After a while in Jackson, a few team members were sent south to Waveland, Mississippi, to attend a town meeting. Waveland had been decimated, and Robert Orr, a designer of the New Urbanist Shangri-La, Seaside, Florida, would be unveiling his plans for the new town. We arrived at night in a gigantic, gold Infiniti SUV donated by a local Nissan plant. In the town of 2,500, you would be hard-pressed to find ten habitable homes. Airplanes flew overhead spraying for mosquitoes. Two hundred people showed up to attend a meeting in a modular home that could hold fifty.

The next day we attended a planning symposium at the Imperial Palace Casino in Biloxi, one of the few usable spaces in the area. One hundred FEMA employees gathered to hear Andrés Duany introduce yet another New Urbanist solution for the Gulf Coast. It directly contradicted the plan the FEMA mitigation staffers had in mind. FEMA wanted to designate a strict flood zone that called for a town built on stilts. Duany warned the audience that they should be wary of FEMA’s presentations. “You cannot live in a town where everything is raised ten feet,” he said. The experience would be unsatisfying, he said, and the cost prohibitive.

After this stand-off, I was told to meet my field team of five at a McDonald’s in Wiggins, Mississippi, the seat of Stone County. Wiggins is 50 miles north of the Mississippi coast and sustained little hurricane damage, but was nonetheless part of the long-term recovery plan: any responsible long-term plan would recognize the town as the receiving area for an evacuation; it would also be a logical place to encourage well planned development.

At the McDonald’s, I met Steve, a former full-time FEMA employee and now consultant. He was our team leader and seemingly the most capable person in all of Mississippi. He managed to be professional and thoughtful while maintaining a sense of humor amongst all the frustrated and disgruntled FEMA staff.
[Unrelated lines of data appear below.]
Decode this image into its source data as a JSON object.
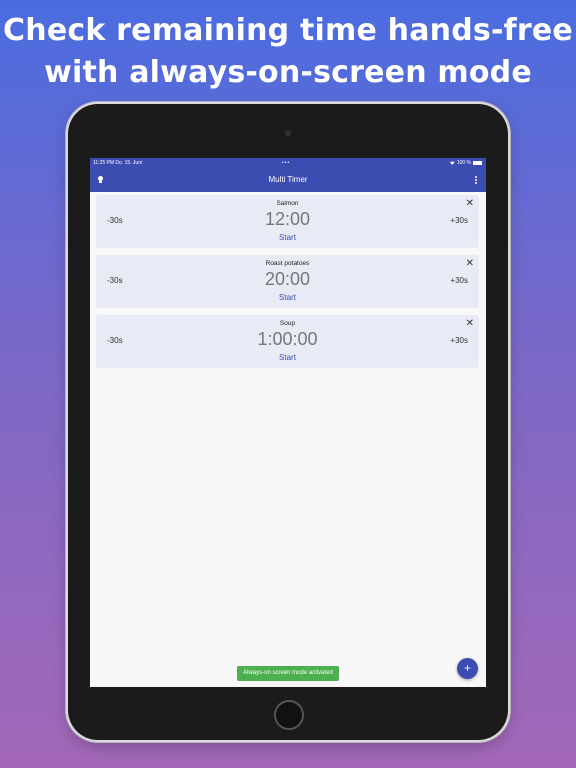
{
  "headline": {
    "line1": "Check remaining time hands-free",
    "line2": "with always-on-screen mode"
  },
  "statusbar": {
    "time_date": "11:25 PM  Do. 15. Juni",
    "center": "•••",
    "battery": "100 %"
  },
  "appbar": {
    "title": "Multi Timer",
    "left_icon": "lightbulb-icon",
    "right_icon": "more-vertical-icon"
  },
  "timers": [
    {
      "name": "Salmon",
      "time": "12:00",
      "minus": "-30s",
      "plus": "+30s",
      "start": "Start",
      "close": "✕"
    },
    {
      "name": "Roast potatoes",
      "time": "20:00",
      "minus": "-30s",
      "plus": "+30s",
      "start": "Start",
      "close": "✕"
    },
    {
      "name": "Soup",
      "time": "1:00:00",
      "minus": "-30s",
      "plus": "+30s",
      "start": "Start",
      "close": "✕"
    }
  ],
  "snackbar": {
    "text": "Always-on screen mode activated",
    "color": "#4caf50"
  },
  "fab": {
    "label": "+",
    "color": "#3c4cb0"
  },
  "colors": {
    "accent": "#3c4cb0",
    "card": "#e8eaf6"
  }
}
Steve scribbled some words on a Steno sheet that would kick off the intense ten weeks of recovery work I had long anticipated. On the sheet was a list of who’s who in Stone County: mayors, aldermen, sheriffs, wardens, business owners. We would interview them to suss out their visions for their county’s future. We would consult experts in the field. We would create and release this plan in three months so that Stone County would have a beacon in the fog of recovery.

In the next ten weeks, people came and went, rumors circulated, plans were drafted, forms were filled out, permission was given and taken away, relationships were built. And nothing happened.
By January all that was left of our team was Gary, a retired sheriff from South Dakota, and myself—an unlikely pair. Gary gained the trust of skeptical townsfolk instantly. We spent a month of twelve-hour days alternating between meetings in the town and our “office” in the back of an old supermarket in Wiggins, next to the Piggly Wiggly. This was 50 miles from FEMA’s Mississippi operations base, but it may as well have been 1,000. Communication with the rest of our branch was nonexistent.
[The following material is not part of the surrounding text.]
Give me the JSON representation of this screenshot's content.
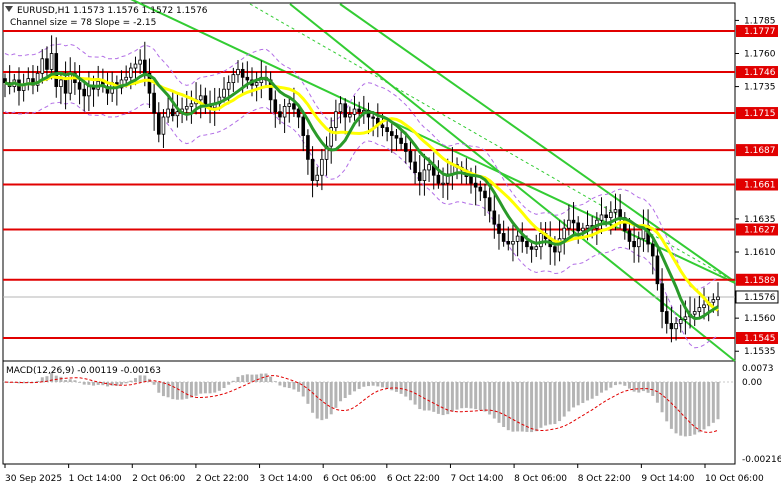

We looked for work every way that we could. Everyone in town was sick of seeing us. FEMA culture severely discouraged us from talking with any FEMA workers outside the branch, and nobody within the branch had a clue what was going on. I waited every week for Saturday, when I would drive the two hours to Biloxi to meet with our branch. There was always the hope that this would be the day that they would take the leash off and let us go to work.

We did this for about a month. We lobbied. We said that our county, being the farthest from the coast and hit with the least damage, could complete a plan the fastest. It would act as a model that other counties could follow. But everyone was told by FEMA higher-ups to wait and not step on anyone’s toes. We were told that the state would provide direction. Finally, they did. They said that they would prepare the long-term recovery plan, and we should all go home. We had a week to get out of town, maybe less. That was it.

I still have no idea what happened. By that point, I was more than ready to go home.

Personally, I had little to show for my time in Mississippi except a speeding ticket and a new appreciation for buffet lunches. The work was difficult—not just because of the grueling hours or living out of a hotel—but because a talented, capable staff was denied the opportunity to contribute.